# 7. Contrastive Search

Welcome to one of the most brilliant State-Of-The-Art (SOTA) deterministic decoding methods: **Contrastive Search**.

In notebooks 1-6, we explored the tension between **Determinism (Greedy, Beam)** and **Stochasticity (Temperature, Top-P)**.
- **Greedy** was too boring and trapped itself in infinite loops.
- **Top-P/Temperature** was wildly creative, but ran the risk of hallucination and incoherence.

In 2022, researchers asked: *Can we get the high coherence of Greedy Decoding, without ever falling into a repetitive loop, but also without relying on random dice rolls?*

The answer was Contrastive Search.

## How it works (The Math)

Contrastive Search evaluates the top `K` most likely next words. For each word, it calculates a final score based on two competing factors:

1. **Model Confidence:** How mathematically likely is this token? (We want this to be HIGH).
2. **Degeneration Penalty:** How mathematically similar is the definition/embedding of this token to the definitions of the tokens we have *already* written? (We want this to be LOW).

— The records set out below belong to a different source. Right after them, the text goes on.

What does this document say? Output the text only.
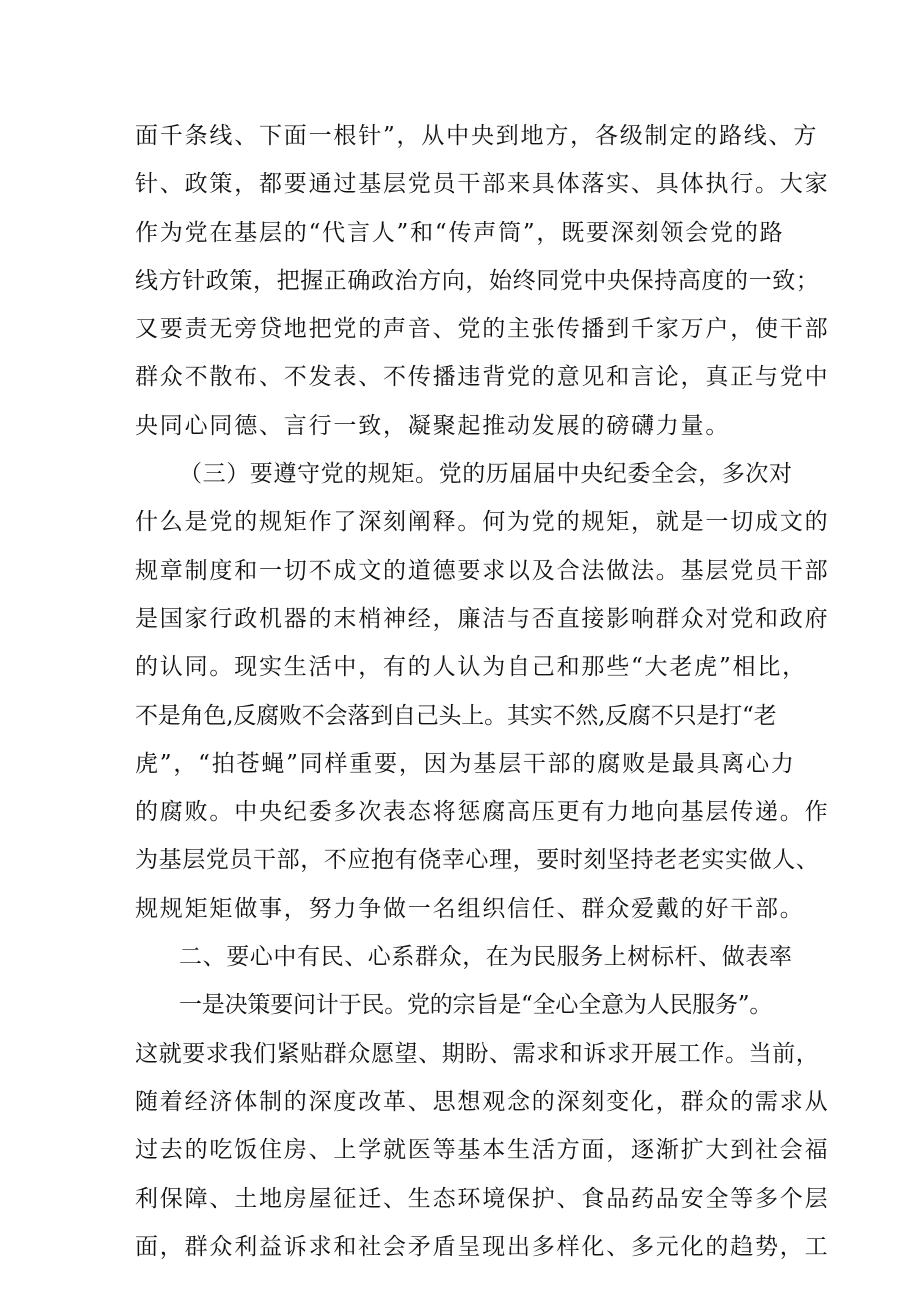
面千条线、下面一根针”，从中央到地方，各级制定的路线、方
针、政策，都要通过基层党员干部来具体落实、具体执行。大家
作为党在基层的“代言人”和“传声筒”，既要深刻领会党的路
线方针政策，把握正确政治方向，始终同党中央保持高度的一致；
又要责无旁贷地把党的声音、党的主张传播到千家万户，使干部
群众不散布、不发表、不传播违背党的意见和言论，真正与党中
央同心同德、言行一致，凝聚起推动发展的磅礴力量。
（三）要遵守党的规矩。党的历届届中央纪委全会，多次对
什么是党的规矩作了深刻阐释。何为党的规矩，就是一切成文的
规章制度和一切不成文的道德要求以及合法做法。基层党员干部
是国家行政机器的末梢神经，廉洁与否直接影响群众对党和政府
的认同。现实生活中，有的人认为自己和那些“大老虎”相比，
不是角色,反腐败不会落到自己头上。其实不然,反腐不只是打“老
虎”，“拍苍蝇”同样重要，因为基层干部的腐败是最具离心力
的腐败。中央纪委多次表态将惩腐高压更有力地向基层传递。作
为基层党员干部，不应抱有侥幸心理，要时刻坚持老老实实做人、
规规矩矩做事，努力争做一名组织信任、群众爱戴的好干部。
二、要心中有民、心系群众，在为民服务上树标杆、做表率
一是决策要问计于民。党的宗旨是“全心全意为人民服务”。
这就要求我们紧贴群众愿望、期盼、需求和诉求开展工作。当前，
随着经济体制的深度改革、思想观念的深刻变化，群众的需求从
过去的吃饭住房、上学就医等基本生活方面，逐渐扩大到社会福
利保障、土地房屋征迁、生态环境保护、食品药品安全等多个层
面，群众利益诉求和社会矛盾呈现出多样化、多元化的趋势，工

$$ \text{Score}(v) = (1 - \alpha) \times \text{Confidence}(v) - \alpha \times \text{Similarity}(v, \text{past}) $$

The hyperparameter $\alpha$ (Alpha) balances the two. If $\alpha = 0.0$, this is identical to Greedy Decoding. If $\alpha = 1.0$, the model cares *only* about avoiding repetition.

Because it uses **Cosine Similarity** on the deep neural states of the tokens, it understands synonyms! If you say "The large dog", it knows that "big" is mathematically similar to "large", and will penalize it, forcing the model to pick a more interesting word to keep the story moving forward.

In [5]:
import torch
import torch.nn.functional as F
from transformers import AutoModelForCausalLM, AutoTokenizer

device = 'mps' if torch.backends.mps.is_available() else 'cuda' if torch.cuda.is_available() else 'cpu'
model_id = "Qwen/Qwen2.5-0.5B"

print(f"Loading {model_id} on {device}...")
tokenizer = AutoTokenizer.from_pretrained(model_id)
model = AutoModelForCausalLM.from_pretrained(model_id).to(device)
model.eval()
print("Ready!")

Loading Qwen/Qwen2.5-0.5B on mps...


Loading weights:   0%|          | 0/290 [00:00<?, ?it/s]

Ready!


### HuggingFace Implementation

HuggingFace has actually built Contrastive Search natively into `model.generate()`. To use it, you must provide exactly two parameters:
1. `penalty_alpha` (> 0.0)
2. `top_k` (> 1)

Let's see it in action against a prompt that usually destroys Greedy decoding.

In [6]:
prompt = "A cat is a cat is a"
inputs = tokenizer(prompt, return_tensors="pt").to(device)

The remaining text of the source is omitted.